At the beginning of the year, I started reading Six of Crows by Leigh Bardugo. It’s a big book, and I remember about halfway through I already started feeling nostalgic for it – already, I was preparing myself for the end of the book and aching to experience it again. Because its sequel comes out this Fall, I decided that I would let myself pick it up again at the end of the summer, so as to double as a mental refresher.  I moved on.

Immediately after finishing Six of Crows, I started Maggie Stiefvater’s The Raven Cycle, which I’ve already talked quite a bit about, and once again, I was struck with such awe over characters and prose of a type that I hadn’t encountered in so long – if ever. After I read the first three books, I found myself absolutely overcome with the need to stay in this world. Again, under the guise of a refresher, I decided to reread them mere months later, timing them precisely before the last book was released. It’s been forever since I’ve read a book twice, and I forgot how good it felt. I marked up what seemed like every (digital) page with highlights and notes. I began to see the early hints at plot twists to come. Best of all, I read more slowly then I did the first time. It was bliss.
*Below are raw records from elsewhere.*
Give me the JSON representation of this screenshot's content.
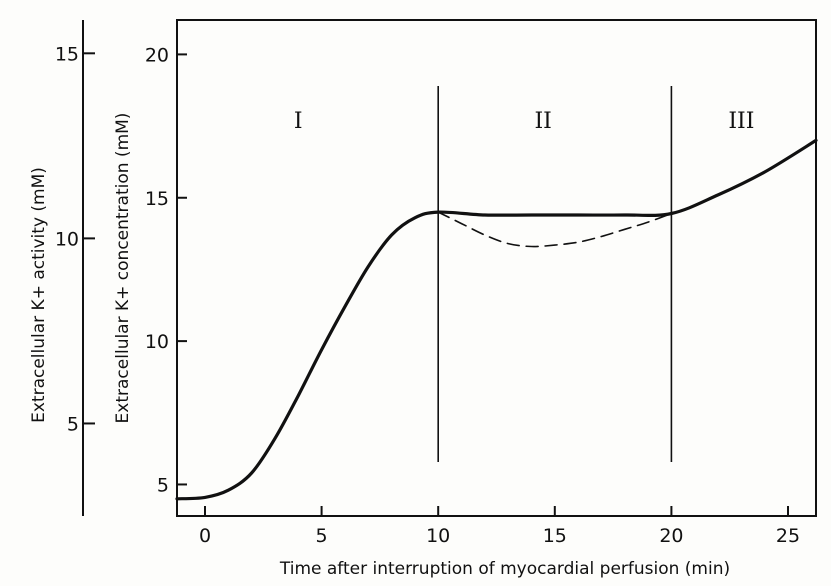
{
  "chart_data": {
    "type": "line",
    "title": "",
    "xlabel": "Time after interruption of myocardial perfusion (min)",
    "ylabel": "Extracellular K+ concentration (mM)",
    "ylabel_left": "Extracellular K+ activity (mM)",
    "xlim": [
      -1.2,
      26.2
    ],
    "ylim": [
      3.9,
      21.2
    ],
    "ylim_left": [
      2.5,
      15.9
    ],
    "xticks": [
      0,
      5,
      10,
      15,
      20,
      25
    ],
    "xtick_labels": [
      "0",
      "5",
      "10",
      "15",
      "20",
      "25"
    ],
    "yticks": [
      5,
      10,
      15,
      20
    ],
    "ytick_labels": [
      "5",
      "10",
      "15",
      "20"
    ],
    "yticks_left": [
      5,
      10,
      15
    ],
    "ytick_labels_left": [
      "5",
      "10",
      "15"
    ],
    "phase_boundaries": [
      10,
      20
    ],
    "phases": [
      {
        "label": "I",
        "x": 4
      },
      {
        "label": "II",
        "x": 14.5
      },
      {
        "label": "III",
        "x": 23
      }
    ],
    "series": [
      {
        "style": "solid",
        "x": [
          -1.2,
          0,
          1,
          2,
          3,
          4,
          5,
          6,
          7,
          8,
          9,
          10,
          12,
          14,
          16,
          18,
          20,
          22,
          24,
          26.2
        ],
        "y": [
          4.5,
          4.55,
          4.8,
          5.4,
          6.6,
          8.1,
          9.7,
          11.2,
          12.6,
          13.7,
          14.3,
          14.5,
          14.4,
          14.4,
          14.4,
          14.4,
          14.45,
          15.1,
          15.9,
          17.0
        ]
      },
      {
        "style": "dashed",
        "x": [
          10,
          11,
          12,
          13,
          14,
          15,
          16,
          17,
          18,
          19,
          20
        ],
        "y": [
          14.5,
          14.1,
          13.7,
          13.4,
          13.3,
          13.35,
          13.45,
          13.65,
          13.9,
          14.15,
          14.45
        ]
      }
    ],
    "grid": false,
    "legend": "none"
  }
}
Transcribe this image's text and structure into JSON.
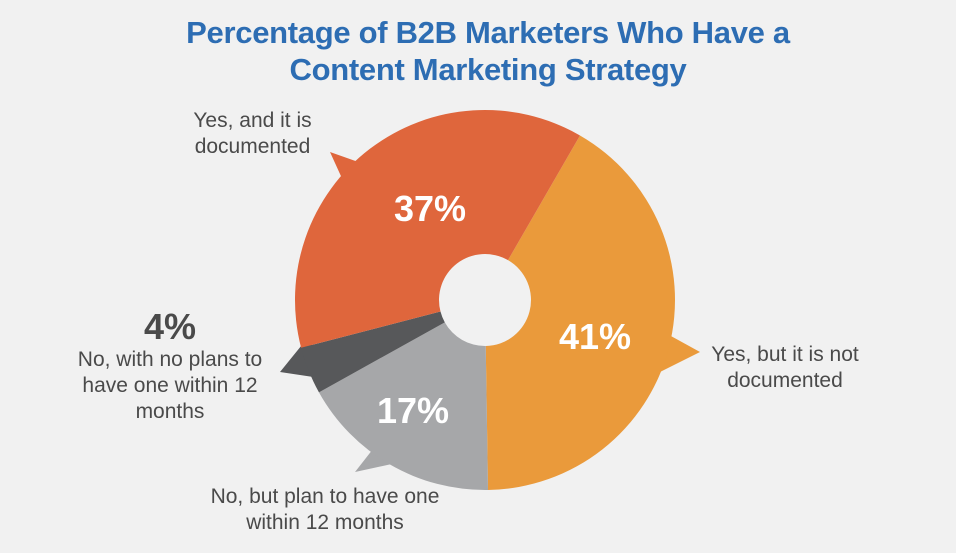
{
  "chart_data": {
    "type": "donut",
    "title": "Percentage of B2B Marketers Who Have a Content Marketing Strategy",
    "categories": [
      "Yes, but it is not documented",
      "No, but plan to have one within 12 months",
      "No, with no plans to have one within 12 months",
      "Yes, and it is documented"
    ],
    "values": [
      41,
      17,
      4,
      37
    ],
    "value_labels": [
      "41%",
      "17%",
      "4%",
      "37%"
    ],
    "colors": [
      "#ea9a3b",
      "#a6a7a9",
      "#57585a",
      "#df663c"
    ]
  }
}
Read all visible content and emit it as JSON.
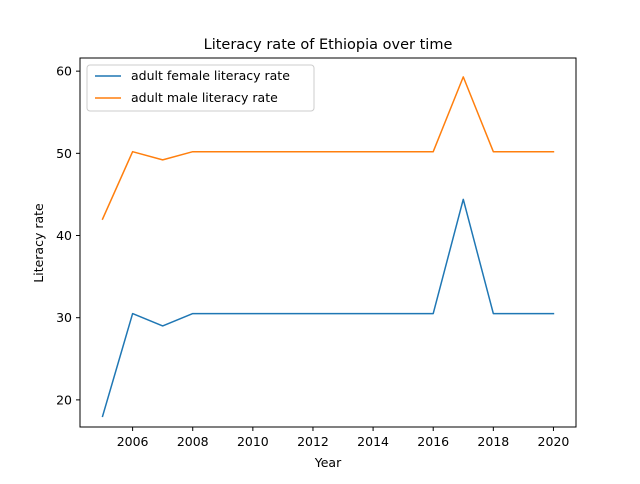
{
  "chart_data": {
    "type": "line",
    "title": "Literacy rate of Ethiopia over time",
    "xlabel": "Year",
    "ylabel": "Literacy rate",
    "xlim": [
      2004.25,
      2020.75
    ],
    "ylim": [
      16.7,
      61.6
    ],
    "x": [
      2005,
      2006,
      2007,
      2008,
      2009,
      2010,
      2011,
      2012,
      2013,
      2014,
      2015,
      2016,
      2017,
      2018,
      2019,
      2020
    ],
    "x_ticks": [
      2006,
      2008,
      2010,
      2012,
      2014,
      2016,
      2018,
      2020
    ],
    "x_tick_labels": [
      "2006",
      "2008",
      "2010",
      "2012",
      "2014",
      "2016",
      "2018",
      "2020"
    ],
    "y_ticks": [
      20,
      30,
      40,
      50,
      60
    ],
    "y_tick_labels": [
      "20",
      "30",
      "40",
      "50",
      "60"
    ],
    "grid": false,
    "legend_position": "top-left",
    "series": [
      {
        "name": "adult female literacy rate",
        "color": "#1f77b4",
        "values": [
          18.0,
          30.5,
          29.0,
          30.5,
          30.5,
          30.5,
          30.5,
          30.5,
          30.5,
          30.5,
          30.5,
          30.5,
          44.4,
          30.5,
          30.5,
          30.5
        ]
      },
      {
        "name": "adult male literacy rate",
        "color": "#ff7f0e",
        "values": [
          42.0,
          50.2,
          49.2,
          50.2,
          50.2,
          50.2,
          50.2,
          50.2,
          50.2,
          50.2,
          50.2,
          50.2,
          59.3,
          50.2,
          50.2,
          50.2
        ]
      }
    ]
  }
}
I’ve spent the last several weeks reading Harry Potter over again. I’d read the series countless times years ago, but I haven’t picked up the books at least since the last movie came out. Harry Potter was my first love, my first true understanding of the incredible capabilities of storytelling. It has been far too long. I’m on the Deathly Hallows now, and my mom keeps marveling at how the books still make me laugh out loud as though I were reading them for the first time. I can’t help it. J.K. Rowling’s brand of wit matches – and perhaps played a role in shaping – my own sense of humor. At the same time, I’ve also cried more rereading this series than I ever had the first several times around. With time comes, inevitably, perspective.

The first time I read a book, it’s a mad race to the finish, the burning need for satisfaction and completion. The second time, it becomes more savory. The anticipation is as sweet as the anticipated moment itself. The surprises that you forget to expect are doubly surprising, and doubly enjoyable. The characters are alive from the first page. Everything burns brighter

As a writer, rereading also comes with an additional filter. There’s more time to notice everything the author is doing, to identify the tools that make them successful, and the ways they fall short. It’s this kind of reading that really translates into better writing.

It’s something I’m going to do a lot more of.